For those warehouses where the self-describing events or custom entities are also available in the events table you can opt for unnesting the column in a downstream table only, passing through the unnested field as is. E.g.:

dbt_project.yml
snowplow__view_passthroughs: ['contexts_my_entity_1']

2. SQL-defined Columns

You can also use any valid sql supported by your warehouse that can be used in a select clause. This time you need to use the dictionary format, specifying the relevant sql and the field alias. E.g.:

dbt_project.yml
snowplow__view_passthroughs: [
{'sql': 'COALESCE(page_url, refr_url)', 'alias': 'final_url'}
]

3. Extracting fields from a self-describing event or custom context entity

A more useful case for the SQL block is to extract a specific field from an entity or sde. However, please note that how to extract a field from your self describing event / entity column will depend on your warehouse:

Step 1. Making fields available in the events table

For Redshift and Postgres users, entities and self describing events are not part of the standard events table. Instead, each type of entity/sde is in its own table. The table name and the fields in the table will be determined by the entity’s schema. See how schemas translate to the warehouse for more details.

In order for you to use fields from there through passthrough fields, you would need to first make sure that those fields are part of the events this run table. Any custom entities or self-describing events can be added to this table (which get de-duped by taking the earliest collector_tstamp record) by using the snowplow__entities_or_sdes variable in our package. See modeling entities for more information and examples.

caution

It is unlikely, although not impossible, that when using the SQL approach you may need to provide a table alias to avoid ambiguous references, in this case please see the model sql file for the specific alias used for the snowplow_unified_base_events_this_run table in each case.

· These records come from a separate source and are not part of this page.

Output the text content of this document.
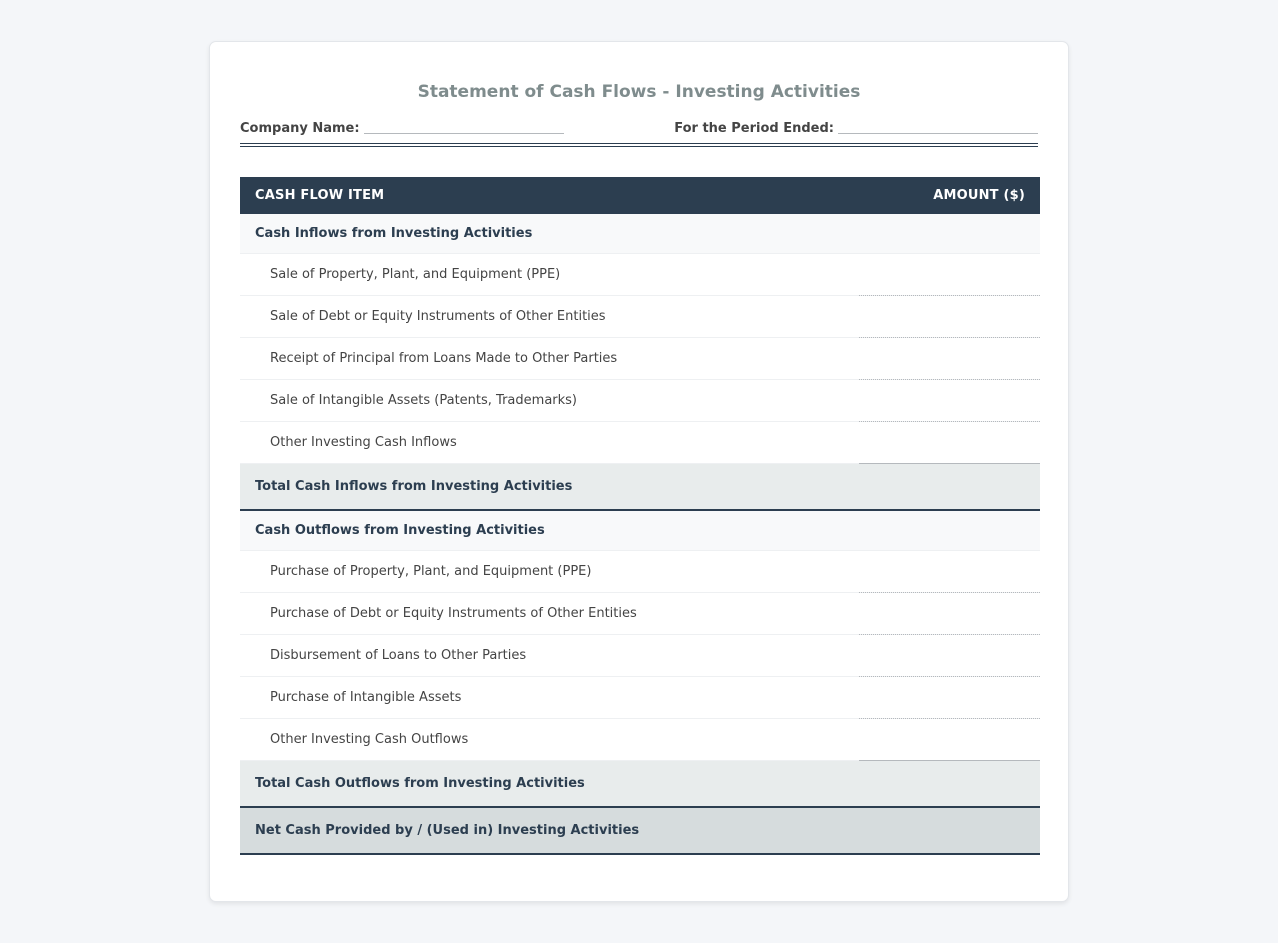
Statement of Cash Flows - Investing Activities
Company Name:	For the Period Ended:
CASH FLOW ITEM	AMOUNT ($)
Cash Inflows from Investing Activities
Sale of Property, Plant, and Equipment (PPE)
Sale of Debt or Equity Instruments of Other Entities
Receipt of Principal from Loans Made to Other Parties
Sale of Intangible Assets (Patents, Trademarks)
Other Investing Cash Inflows
Total Cash Inflows from Investing Activities
Cash Outflows from Investing Activities
Purchase of Property, Plant, and Equipment (PPE)
Purchase of Debt or Equity Instruments of Other Entities
Disbursement of Loans to Other Parties
Purchase of Intangible Assets
Other Investing Cash Outflows
Total Cash Outflows from Investing Activities
Net Cash Provided by / (Used in) Investing Activities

snowplow__entities_or_sdes: [
{'schema': 'custom_table_name', 'prefix': 'my_entity_1', 'alias': 'entity_1', 'single_entity': true},
]

Step 2. Referencing the fields as passthrough fields

Once you add those fields into your events_this_run table through the snowplow__entities_or_sdes variable, you can simply refer to them as passthrough fields, coalesce different versions etc.:

snowplow__view_passthroughs: [
'my_entity_1_field_x',
'my_entity_1_field_y',
'my_entity_1_field_z',
{'sql': 'COALESCE(my_entity_1_field_x, my_entity_1_field_y)', 'alias': 'entity_field_combined'}
]
tip

When using passthrough fields with entities or self-describing events, always consider:

  1. Field type casting may be required (especially in Snowflake)
  2. Array indexes start at 0 for the first occurrence
  3. Use COALESCE when dealing with multiple versions of the same field
  4. Please note you are unable to use dbt macros in this variable, and also not able to use lateral flatten / explode type extractions.

Usage Notes

Which event the field(s) are taken from depends on the derived table; for example in the Views table in the Unified package the the field value from the page_view event itself, not the pings.

A general rule of thumb is that the field comes from the first event of that type at that table level. If you are unsure, you can always check the configuration page for the variable description or the model sql.

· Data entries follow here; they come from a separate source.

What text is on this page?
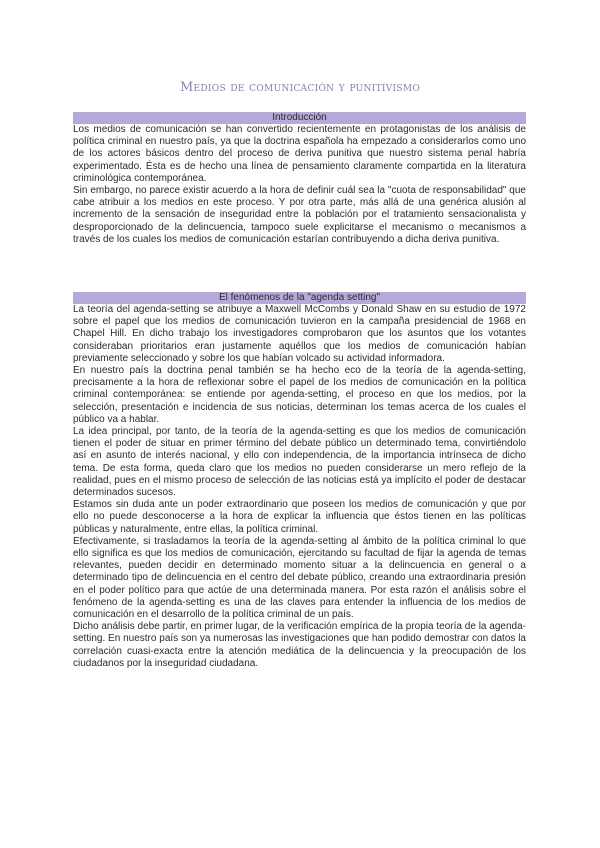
Medios de comunicación y punitivismo
Introducción

Los medios de comunicación se han convertido recientemente en protagonistas de los análisis de política criminal en nuestro país, ya que la doctrina española ha empezado a considerarlos como uno de los actores básicos dentro del proceso de deriva punitiva que nuestro sistema penal habría experimentado. Ésta es de hecho una línea de pensamiento claramente compartida en la literatura criminológica contemporánea.

Sin embargo, no parece existir acuerdo a la hora de definir cuál sea la "cuota de responsabilidad" que cabe atribuir a los medios en este proceso. Y por otra parte, más allá de una genérica alusión al incremento de la sensación de inseguridad entre la población por el tratamiento sensacionalista y desproporcionado de la delincuencia, tampoco suele explicitarse el mecanismo o mecanismos a través de los cuales los medios de comunicación estarían contribuyendo a dicha deriva punitiva.

El fenómenos de la "agenda setting"

La teoría del agenda-setting se atribuye a Maxwell McCombs y Donald Shaw en su estudio de 1972 sobre el papel que los medios de comunicación tuvieron en la campaña presidencial de 1968 en Chapel Hill. En dicho trabajo los investigadores comprobaron que los asuntos que los votantes consideraban prioritarios eran justamente aquéllos que los medios de comunicación habían previamente seleccionado y sobre los que habían volcado su actividad informadora.

En nuestro país la doctrina penal también se ha hecho eco de la teoría de la agenda-setting, precisamente a la hora de reflexionar sobre el papel de los medios de comunicación en la política criminal contemporánea: se entiende por agenda-setting, el proceso en que los medios, por la selección, presentación e incidencia de sus noticias, determinan los temas acerca de los cuales el público va a hablar.

La idea principal, por tanto, de la teoría de la agenda-setting es que los medios de comunicación tienen el poder de situar en primer término del debate público un determinado tema, convirtiéndolo así en asunto de interés nacional, y ello con independencia, de la importancia intrínseca de dicho tema. De esta forma, queda claro que los medios no pueden considerarse un mero reflejo de la realidad, pues en el mismo proceso de selección de las noticias está ya implícito el poder de destacar determinados sucesos.

Estamos sin duda ante un poder extraordinario que poseen los medios de comunicación y que por ello no puede desconocerse a la hora de explicar la influencia que éstos tienen en las políticas públicas y naturalmente, entre ellas, la política criminal.

Efectivamente, si trasladamos la teoría de la agenda-setting al ámbito de la política criminal lo que ello significa es que los medios de comunicación, ejercitando su facultad de fijar la agenda de temas relevantes, pueden decidir en determinado momento situar a la delincuencia en general o a determinado tipo de delincuencia en el centro del debate público, creando una extraordinaria presión en el poder político para que actúe de una determinada manera. Por esta razón el análisis sobre el fenómeno de la agenda-setting es una de las claves para entender la influencia de los medios de comunicación en el desarrollo de la política criminal de un país.

Dicho análisis debe partir, en primer lugar, de la verificación empírica de la propia teoría de la agenda-setting. En nuestro país son ya numerosas las investigaciones que han podido demostrar con datos la correlación cuasi-exacta entre la atención mediática de la delincuencia y la preocupación de los ciudadanos por la inseguridad ciudadana.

As mentioned, the fields are passed through as is, which means it is not currently possible aggregate the value of a field across a page view or session as we do some other fields in the table. In the case where this is required you should use the custom aggregations if that is supported by the package, or build a custom model.

caution

In certain cases, such as the users table in Unified, it may be required to first set passthrough fields on an upstream table (the sessions table in that case) to make sure it is available for selection. The best way to identify this is to look at the DAG in the dbt docs for the package you are using.